Launching the company’s first glass lined equipment here on Wednesday, Standard Glass managing director K Nageshwar Rao said the company had signed a non-exclusive agreement with the Central Glass and Ceramic Research Institute (CGCRI), Kolkata, for the technology.

“We started commercial production today. We have booked orders worth Rs 1 crore from pharma companies like Hetero, Natco and Laurus Labs, as on date, and will start billing from next month,” he said.
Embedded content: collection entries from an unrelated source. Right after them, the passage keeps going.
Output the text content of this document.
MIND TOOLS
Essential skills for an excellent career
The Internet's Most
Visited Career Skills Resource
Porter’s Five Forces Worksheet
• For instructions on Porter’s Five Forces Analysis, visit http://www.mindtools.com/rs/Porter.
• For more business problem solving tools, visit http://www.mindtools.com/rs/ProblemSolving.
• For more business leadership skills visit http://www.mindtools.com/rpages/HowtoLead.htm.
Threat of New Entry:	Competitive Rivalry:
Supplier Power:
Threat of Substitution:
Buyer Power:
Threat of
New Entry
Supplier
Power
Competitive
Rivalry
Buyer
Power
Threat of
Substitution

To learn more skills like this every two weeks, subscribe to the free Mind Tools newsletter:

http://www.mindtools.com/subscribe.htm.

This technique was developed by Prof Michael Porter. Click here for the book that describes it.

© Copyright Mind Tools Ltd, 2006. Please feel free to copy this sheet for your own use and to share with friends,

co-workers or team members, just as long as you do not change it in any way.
Set up with an investment of Rs 25 crore, Standard Glass' two units in Hyderabad have a combined installed glass lining capacity of 1.8 million litre a year to manufacture 50-55 equipment a month with sizes ranging from 63 litre to 16,000 litre.

The company plans to venture into manufacture of 30,000-litre capacity equipment in due course.

He said Standard Glass was the third company in India to manufacture glass lined equipment, with the other two being US-based GMM Pfaudler Limited and French firm De Deitrich, which have their facilities in Gujarat. According to Rao, the market requirement for glass lined equipment in India was currently pegged at 3,500 units a year.

CGCRI develops high-power fibre laser
CGCRI, a central government laboratory that provides facilities to enhance the quality of glass and ceramic products, is developing a high-power fibre laser technology, which will have wide-scale applications for the industry as well as the defence sector.

“The new technology can be used to develop defence laser weapons or for excavation of underground mines. We have already demonstrated a lab model (200 Watt) and expect to develop a 1,000-Watt model in the next two to three years,” CGCRI director Kamal Dasgupta told Business Standard.

Dasgupta said CGCRI was also developing bio-medical implants, based on special ceramics, primarily keeping in mind the Indian population.

The institute has started with the development of hip implants, the technology which had been sold to IFGL Bio Ceramics.

“We are working on increasing the life of the hip implants from the current 20-25 years to 30-35 years. Also, we will start developing finger implants and drug delivery systems in the coming year,” he added.